Although this approach is a little less precise, it will work well in times when you’re eating out and once you’ve reached your healthy-weight goal and have transitioned into intuitive eating. 

Method 2 utilizes measuring cups and spoons.

This approach works well because it keeps portion sizes consistent, and spoons and measuring cups will always be readily available. 

*It’s crucial when using measuring cups and spoons to keep the ingredients flush with the top of the measuring cup or measuring line. This ensures that we are not over portioning and eating extra calories. 

And Method 3 is a Kitchen scale.

Using a kitchen scale can be a little more tedious and time-consuming than the others, and therefore some people may find it impractical.

However, this method is the most accurate way to measure your food. You’ll know exactly how many calories and macronutrients you are consuming. 

Using a scale can be particularly helpful when measuring calorie-dense foods such as nut butter, coconut oil, hummus, and guacamole.

For Example, 15 Grams of peanut butter weighed, which is technically a tablespoon and 90 calories. 

Your tablespoon is heaping and can weigh 30-40 grams or more, significantly higher in calories than what you thought you were consuming.

One Pro-Tip is Putting the entire jar of peanut butter on the scale.
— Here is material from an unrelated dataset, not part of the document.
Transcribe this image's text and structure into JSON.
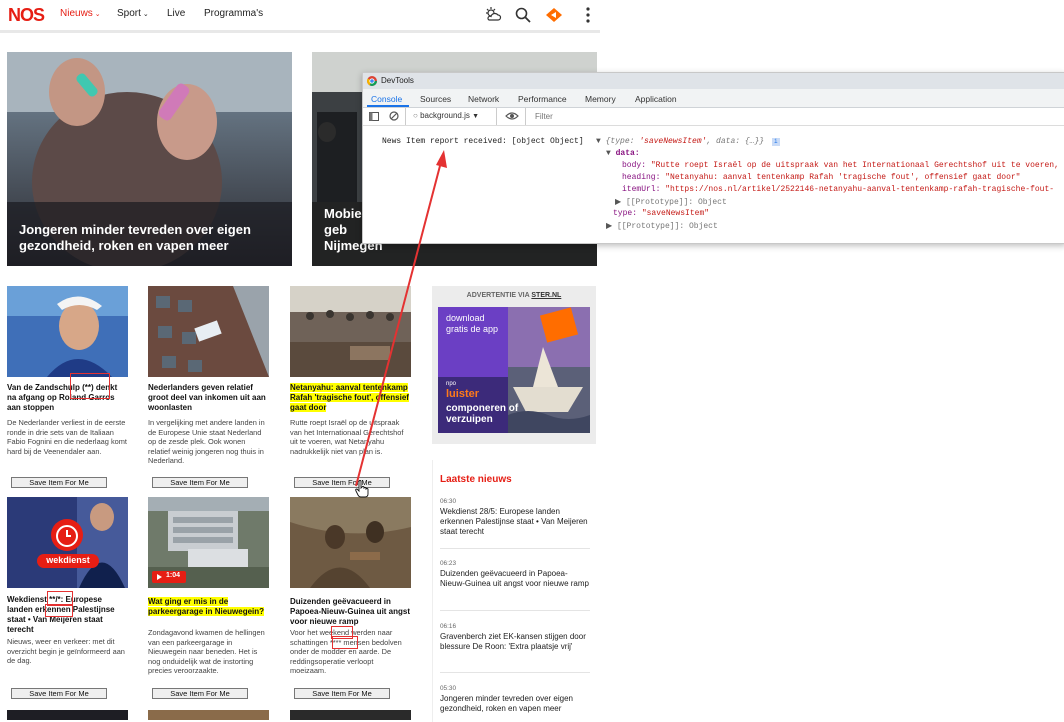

Hit the Tare feature to zero out the weight, and then remove the peanut butter from the jar until it states -15 grams.

You may be asking “do I need to measure food cooked or uncooked?”

The majority of the time, cooking is the preferred method – however, in some cases measuring uncooked is easier.

For example: 

  • Oats and certain vegetables that shrink significantly during preparation are best measured uncooked.  
  • Proteins such as chicken or beef and grain such as rice and pasta should be measured once cooked.

Regardless of your health and fitness goals, eating proper portions will be a vital component in reaching your goals. 

We’ve provided three methods for you to utilize depending on what works best for you.